5. The thermosetting resin composition according to claim 1, further comprising (C) a thermosetting resin (excluding component (A) above).

6. The thermosetting resin composition according to claim 1, for use as an interlayer insulating layer for printed circuit boards.

7. A prepreg containing the thermosetting resin composition described in claim 1 or a semi-cured product of the thermosetting resin composition.

8. A resin film containing the thermosetting resin composition described in claim 1 or a semi-cured product of the thermosetting resin composition.

9. A laminate comprising the resin film or cured product thereof described in claim 8, a support layer, and the resin film or cured product thereof described in claim 8, laminated in this order.

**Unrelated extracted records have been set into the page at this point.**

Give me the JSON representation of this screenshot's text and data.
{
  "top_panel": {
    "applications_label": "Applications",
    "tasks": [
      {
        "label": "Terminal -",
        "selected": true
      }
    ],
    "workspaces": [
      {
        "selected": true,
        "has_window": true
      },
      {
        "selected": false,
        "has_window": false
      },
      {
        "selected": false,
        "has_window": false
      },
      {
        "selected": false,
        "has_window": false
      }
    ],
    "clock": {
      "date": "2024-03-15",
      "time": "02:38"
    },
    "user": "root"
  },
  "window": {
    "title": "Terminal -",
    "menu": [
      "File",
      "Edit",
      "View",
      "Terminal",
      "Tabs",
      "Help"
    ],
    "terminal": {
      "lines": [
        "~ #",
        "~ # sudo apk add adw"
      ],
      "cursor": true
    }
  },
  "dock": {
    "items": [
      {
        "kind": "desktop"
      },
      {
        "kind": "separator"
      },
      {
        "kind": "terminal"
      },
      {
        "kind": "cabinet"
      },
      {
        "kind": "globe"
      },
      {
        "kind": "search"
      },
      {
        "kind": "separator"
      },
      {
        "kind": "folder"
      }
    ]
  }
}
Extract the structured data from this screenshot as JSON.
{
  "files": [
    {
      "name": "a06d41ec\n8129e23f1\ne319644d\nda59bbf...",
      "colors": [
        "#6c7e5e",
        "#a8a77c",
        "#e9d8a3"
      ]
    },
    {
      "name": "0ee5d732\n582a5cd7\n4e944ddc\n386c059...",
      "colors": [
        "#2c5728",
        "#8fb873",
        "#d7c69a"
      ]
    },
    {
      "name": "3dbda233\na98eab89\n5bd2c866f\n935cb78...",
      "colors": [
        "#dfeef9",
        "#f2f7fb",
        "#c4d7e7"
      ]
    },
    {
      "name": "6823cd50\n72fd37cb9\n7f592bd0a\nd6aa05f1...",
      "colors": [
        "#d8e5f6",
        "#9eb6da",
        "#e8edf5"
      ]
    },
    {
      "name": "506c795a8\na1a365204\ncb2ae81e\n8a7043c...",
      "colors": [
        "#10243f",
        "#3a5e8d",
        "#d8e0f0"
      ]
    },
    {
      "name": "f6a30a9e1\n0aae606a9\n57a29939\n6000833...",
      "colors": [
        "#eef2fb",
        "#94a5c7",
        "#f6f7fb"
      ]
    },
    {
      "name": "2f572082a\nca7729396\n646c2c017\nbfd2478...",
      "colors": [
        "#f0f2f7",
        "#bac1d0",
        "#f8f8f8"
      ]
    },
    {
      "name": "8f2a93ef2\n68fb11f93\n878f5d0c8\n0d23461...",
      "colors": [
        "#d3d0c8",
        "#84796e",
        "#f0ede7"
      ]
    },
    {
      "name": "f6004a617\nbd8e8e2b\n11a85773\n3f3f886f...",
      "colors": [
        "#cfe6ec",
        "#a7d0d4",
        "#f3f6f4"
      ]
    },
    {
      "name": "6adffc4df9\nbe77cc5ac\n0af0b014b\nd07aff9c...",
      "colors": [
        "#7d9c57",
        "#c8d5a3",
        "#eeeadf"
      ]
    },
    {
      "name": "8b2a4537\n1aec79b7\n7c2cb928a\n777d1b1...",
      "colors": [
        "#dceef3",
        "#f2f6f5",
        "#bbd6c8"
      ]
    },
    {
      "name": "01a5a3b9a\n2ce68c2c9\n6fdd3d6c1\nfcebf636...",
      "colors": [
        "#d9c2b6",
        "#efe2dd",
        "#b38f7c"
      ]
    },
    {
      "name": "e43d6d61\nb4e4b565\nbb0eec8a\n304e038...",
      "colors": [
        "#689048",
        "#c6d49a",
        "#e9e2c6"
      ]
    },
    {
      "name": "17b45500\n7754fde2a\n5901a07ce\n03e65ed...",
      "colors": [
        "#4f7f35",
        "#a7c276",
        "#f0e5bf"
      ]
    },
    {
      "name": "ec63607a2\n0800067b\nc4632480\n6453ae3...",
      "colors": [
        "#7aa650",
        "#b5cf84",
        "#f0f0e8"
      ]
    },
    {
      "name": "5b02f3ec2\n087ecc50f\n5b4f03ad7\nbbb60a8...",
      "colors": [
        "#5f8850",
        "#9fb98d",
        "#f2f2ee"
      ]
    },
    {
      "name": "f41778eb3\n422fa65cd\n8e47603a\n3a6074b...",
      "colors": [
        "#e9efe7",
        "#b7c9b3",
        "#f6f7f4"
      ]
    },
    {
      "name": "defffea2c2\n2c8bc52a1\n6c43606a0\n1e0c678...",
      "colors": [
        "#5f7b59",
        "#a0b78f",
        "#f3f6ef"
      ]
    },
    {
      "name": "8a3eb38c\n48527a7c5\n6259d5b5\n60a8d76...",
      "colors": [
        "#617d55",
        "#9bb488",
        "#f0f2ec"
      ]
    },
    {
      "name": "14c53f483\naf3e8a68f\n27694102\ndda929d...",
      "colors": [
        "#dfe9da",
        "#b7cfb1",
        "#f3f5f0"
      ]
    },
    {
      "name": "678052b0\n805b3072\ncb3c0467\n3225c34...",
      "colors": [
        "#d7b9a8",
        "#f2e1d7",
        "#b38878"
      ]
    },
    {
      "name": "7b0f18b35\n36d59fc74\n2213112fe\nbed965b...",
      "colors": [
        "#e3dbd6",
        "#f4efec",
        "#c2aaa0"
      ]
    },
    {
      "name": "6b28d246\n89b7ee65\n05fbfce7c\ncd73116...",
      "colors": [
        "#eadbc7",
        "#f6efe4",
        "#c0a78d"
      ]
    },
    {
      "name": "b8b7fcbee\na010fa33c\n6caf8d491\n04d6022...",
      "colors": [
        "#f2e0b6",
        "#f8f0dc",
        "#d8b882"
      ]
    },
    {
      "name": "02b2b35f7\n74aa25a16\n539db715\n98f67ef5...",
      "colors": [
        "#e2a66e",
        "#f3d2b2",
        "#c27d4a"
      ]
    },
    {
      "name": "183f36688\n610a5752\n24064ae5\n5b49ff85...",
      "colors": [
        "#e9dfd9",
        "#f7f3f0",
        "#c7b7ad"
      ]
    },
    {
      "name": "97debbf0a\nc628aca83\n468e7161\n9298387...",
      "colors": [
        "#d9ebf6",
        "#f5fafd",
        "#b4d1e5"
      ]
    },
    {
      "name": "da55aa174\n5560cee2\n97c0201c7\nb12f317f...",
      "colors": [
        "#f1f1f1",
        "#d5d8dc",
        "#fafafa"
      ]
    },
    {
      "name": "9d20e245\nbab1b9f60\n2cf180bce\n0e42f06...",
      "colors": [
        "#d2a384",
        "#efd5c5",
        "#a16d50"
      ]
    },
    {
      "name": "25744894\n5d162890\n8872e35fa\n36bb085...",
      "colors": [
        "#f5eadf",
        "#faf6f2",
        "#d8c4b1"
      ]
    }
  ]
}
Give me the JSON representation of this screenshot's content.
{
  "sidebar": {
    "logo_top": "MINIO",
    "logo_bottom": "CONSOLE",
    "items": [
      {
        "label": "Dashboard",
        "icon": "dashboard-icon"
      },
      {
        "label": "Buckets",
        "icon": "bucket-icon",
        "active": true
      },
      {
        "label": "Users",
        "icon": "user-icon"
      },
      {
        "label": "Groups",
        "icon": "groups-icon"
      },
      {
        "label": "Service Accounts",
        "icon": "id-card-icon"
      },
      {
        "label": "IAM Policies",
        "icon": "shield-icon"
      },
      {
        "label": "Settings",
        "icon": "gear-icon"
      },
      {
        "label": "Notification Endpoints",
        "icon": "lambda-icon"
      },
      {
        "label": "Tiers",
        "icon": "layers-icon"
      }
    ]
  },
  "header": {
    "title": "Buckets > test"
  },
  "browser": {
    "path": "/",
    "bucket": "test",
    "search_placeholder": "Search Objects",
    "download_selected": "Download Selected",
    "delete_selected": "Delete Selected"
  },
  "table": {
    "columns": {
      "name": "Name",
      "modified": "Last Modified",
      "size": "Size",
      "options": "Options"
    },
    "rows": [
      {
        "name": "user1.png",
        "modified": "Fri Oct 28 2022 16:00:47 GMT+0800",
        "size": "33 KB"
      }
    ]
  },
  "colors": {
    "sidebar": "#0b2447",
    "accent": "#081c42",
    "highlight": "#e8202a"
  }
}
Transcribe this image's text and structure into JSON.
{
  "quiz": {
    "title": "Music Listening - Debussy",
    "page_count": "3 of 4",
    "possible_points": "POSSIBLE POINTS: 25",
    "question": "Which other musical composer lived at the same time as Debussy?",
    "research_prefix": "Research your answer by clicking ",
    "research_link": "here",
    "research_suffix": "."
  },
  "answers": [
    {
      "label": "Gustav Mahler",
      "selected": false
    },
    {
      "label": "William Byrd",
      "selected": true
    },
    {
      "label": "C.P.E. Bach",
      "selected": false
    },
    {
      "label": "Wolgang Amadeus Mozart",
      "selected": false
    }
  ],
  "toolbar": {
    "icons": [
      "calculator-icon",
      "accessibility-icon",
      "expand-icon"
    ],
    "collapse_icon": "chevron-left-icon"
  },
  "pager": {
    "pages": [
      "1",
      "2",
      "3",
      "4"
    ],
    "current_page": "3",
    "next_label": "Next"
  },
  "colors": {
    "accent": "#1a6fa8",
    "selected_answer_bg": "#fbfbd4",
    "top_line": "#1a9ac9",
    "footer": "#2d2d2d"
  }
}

10. A laminate having a cured product of the thermosetting resin composition described in claim 1 and a metal foil.

11. A laminate having a cured prepreg according to claim 7, a cured resin film according to claim 8, or a cured laminate according to claim 9, and a metal foil.

12. A printed circuit board having a cured product of the thermosetting resin composition described in claim 1, a cured product of the prepreg described in claim 7, a cured product of the resin film described in claim 8, or a cured product of the laminate described in claim 9.

13. A semiconductor package having a printed circuit board according to claim 12 and a semiconductor element.